SANDRINGHAM, England (Reuters) - Queen Elizabeth’s 97-year-old husband Prince Philip was recovering at the couple’s home in eastern England on Friday after escaping without injury when his car flipped over following a crash with another vehicle.
Philip was at the wheel of his Land Rover when it collided with another car on a road close to the royals’ Sandringham private residence in Norfolk on Thursday afternoon, Buckingham Palace said.
While the woman driver and a female passenger in the other car which also had a baby on board needed hospital treatment for minor injuries, Philip was unhurt, although shaken.
“It was an astonishing escape for everyone,” said Roy Warne, 75, who pulled the prince from the wreckage.
“People could have been killed. The impact must have been enormous,” Warne, who was driving home with his wife when he saw the collision, told TV reporters. “He’s a very brave man. He didn’t make a big fuss about it and he went to ask everyone else if they were injured.”
Witnesses told media the accident had occurred when Philip was pulling out of a driveway onto a main road, with pictures from the scene showing Philip’s Land Rover overturned on the side of the road.

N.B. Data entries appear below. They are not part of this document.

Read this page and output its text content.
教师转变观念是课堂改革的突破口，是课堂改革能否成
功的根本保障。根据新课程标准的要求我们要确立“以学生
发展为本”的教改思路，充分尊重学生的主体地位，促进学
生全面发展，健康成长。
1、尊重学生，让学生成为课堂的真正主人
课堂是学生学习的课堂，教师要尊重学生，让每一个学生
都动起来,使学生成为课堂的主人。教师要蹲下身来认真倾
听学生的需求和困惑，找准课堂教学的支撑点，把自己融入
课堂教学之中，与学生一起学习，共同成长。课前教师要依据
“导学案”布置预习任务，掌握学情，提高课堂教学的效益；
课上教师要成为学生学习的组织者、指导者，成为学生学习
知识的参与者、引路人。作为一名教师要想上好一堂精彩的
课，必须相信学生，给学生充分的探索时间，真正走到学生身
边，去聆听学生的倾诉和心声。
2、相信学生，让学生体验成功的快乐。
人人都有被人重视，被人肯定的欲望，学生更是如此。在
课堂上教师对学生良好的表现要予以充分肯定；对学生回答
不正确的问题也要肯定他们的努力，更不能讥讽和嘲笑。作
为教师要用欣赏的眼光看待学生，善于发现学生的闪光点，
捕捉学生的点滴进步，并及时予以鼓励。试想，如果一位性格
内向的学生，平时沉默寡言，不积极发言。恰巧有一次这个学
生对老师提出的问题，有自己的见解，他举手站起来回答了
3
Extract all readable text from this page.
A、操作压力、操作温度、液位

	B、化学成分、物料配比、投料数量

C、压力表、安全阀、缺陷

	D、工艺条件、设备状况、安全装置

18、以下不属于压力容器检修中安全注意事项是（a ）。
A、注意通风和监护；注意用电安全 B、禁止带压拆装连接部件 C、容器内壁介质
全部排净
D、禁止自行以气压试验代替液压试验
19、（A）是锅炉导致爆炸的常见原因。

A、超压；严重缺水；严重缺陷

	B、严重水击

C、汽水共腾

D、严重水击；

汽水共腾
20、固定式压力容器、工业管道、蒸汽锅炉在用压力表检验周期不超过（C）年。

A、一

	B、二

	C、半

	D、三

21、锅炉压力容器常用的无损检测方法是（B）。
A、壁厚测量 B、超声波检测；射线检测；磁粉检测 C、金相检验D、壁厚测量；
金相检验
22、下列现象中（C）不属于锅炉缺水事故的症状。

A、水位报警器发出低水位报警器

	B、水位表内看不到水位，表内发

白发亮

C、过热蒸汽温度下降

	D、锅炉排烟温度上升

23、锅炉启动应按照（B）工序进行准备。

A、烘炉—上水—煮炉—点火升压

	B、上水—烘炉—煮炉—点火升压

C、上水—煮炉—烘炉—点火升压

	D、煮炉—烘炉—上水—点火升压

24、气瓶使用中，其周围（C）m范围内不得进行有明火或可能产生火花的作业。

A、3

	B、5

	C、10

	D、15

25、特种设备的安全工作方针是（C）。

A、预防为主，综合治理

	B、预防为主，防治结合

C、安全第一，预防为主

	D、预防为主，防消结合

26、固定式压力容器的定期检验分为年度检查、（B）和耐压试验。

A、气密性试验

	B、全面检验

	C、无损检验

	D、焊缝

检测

Police said both drivers involved in the accident had been breath tested but neither were over the alcohol limit. Coincidentally, local councillors were due to meet on Friday to discuss safety concerns and lower speed limits on the road where the accident took place.
Philip retired from public life in 2017, although he still occasionally appears alongside his 92-year-old wife at official engagements.
Although he missed the traditional church service on Christmas Day last month, the former naval officer is said to be in good health and had a successful hip replacement surgery last year.
Royal commentators said Philip, who married Elizabeth in 1947 and has been by her side throughout her record-breaking 66-year reign, would be loathe to give up being behind the wheel of a car. There is no legal age in Britain to stop driving, but after 70 people must renew their licence every three years.
He drove Barack Obama and his wife Michelle to lunch at Windsor Castle during their state visit to Britain in 2016, prompting the former U.S. president to remark: “I have to say I have never been driven by a Duke of Edinburgh before, but I can report it was very smooth riding.”
Outspoken yet intensely private, Philip developed a reputation for brusque comments and often headline-grabbing verbal gaffes during ceremonial events.